No se trata únicamente de operativos aislados ni de sanciones ejemplificadoras. Lo destacable es la continuidad de la fiscalización y el monitoreo posterior a las clausuras, lo que refleja una estrategia más estructurada orientada a corregir conductas reiteradas y fortalecer el cumplimiento tributario en un segmento comercial que ha crecido significativamente en los últimos años.
Cuando un contribuyente no emite documentos tributarios, el efecto no se limita a una menor recaudación de IVA. El impacto es más amplio: se distorsiona la competencia, se afecta a quienes cumplen sus obligaciones y se erosiona la confianza en el sistema. La fiscalización, en este contexto, no es un castigo arbitrario, sino una herramienta para restablecer condiciones equitativas en el mercado.
El hecho de que el SII no solo haya aplicado sanciones, sino que además esté realizando controles posteriores para verificar el cambio de comportamiento, introduce un elemento clave: la consistencia. En materia tributaria, la señal que se transmite es tan importante como la sanción misma. Cuando el seguimiento es efectivo, el cumplimiento deja de ser circunstancial y comienza a transformarse en una obligación real y permanente.
Asimismo, estas acciones contribuyen a fortalecer la cultura tributaria.
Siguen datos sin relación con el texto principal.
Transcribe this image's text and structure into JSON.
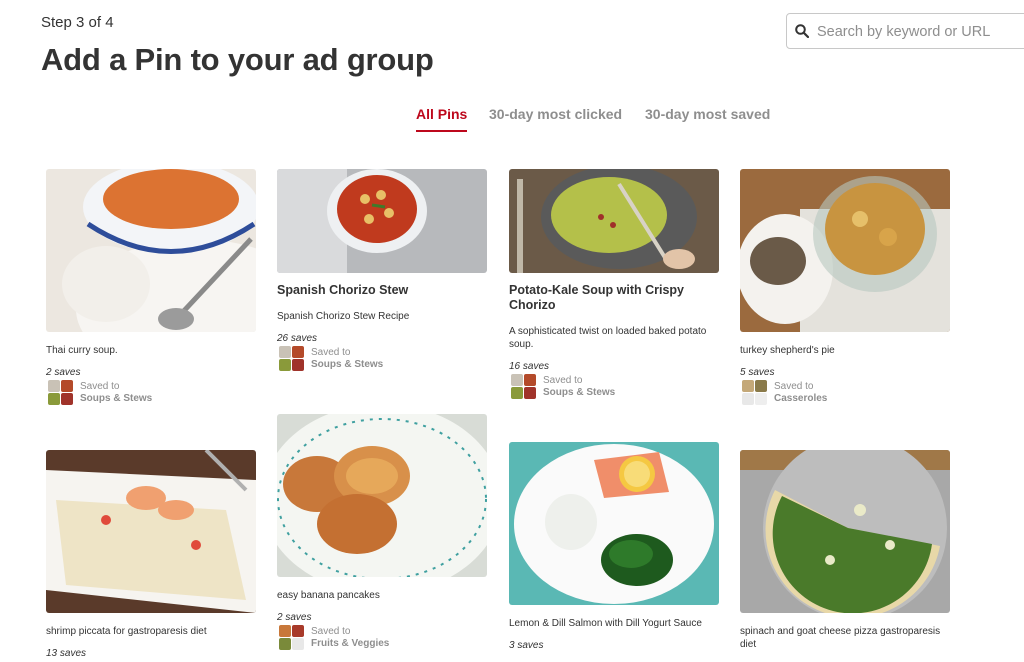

En economías modernas, el desarrollo sostenible requiere sistemas fiscales sólidos y legitimados socialmente. La percepción de que todos cumplen o que quien no lo hace, enfrenta consecuencias concretas.
Por supuesto la fiscalización debe ir acompañada de herramientas de asistencia, orientación y educación tributaria, especialmente en segmentos donde puede coexistir el desconocimiento normativo y prácticas inadecuadas. La combinación entre control y acompañamiento es la que permite transitar desde el incumplimiento hacia la formalización sostenible.
El seguimiento a los malls chinos clausurados no es solo una noticia operativa. Es una señal institucional de que el cumplimiento tributario no es negociable y de que el Estado está dispuesto a resguardar la equidad del sistema. En un escenario donde la responsabilidad fiscal es clave para financiar políticas públicas y fortalecer el desarrollo local, estas acciones refuerzan la idea de que la formalidad no es un obstáculo al crecimiento, sino una condición para que este sea justo y sostenible.
Pablo Morales Director Carrera de Contador Auditor Universidad de Las Américas.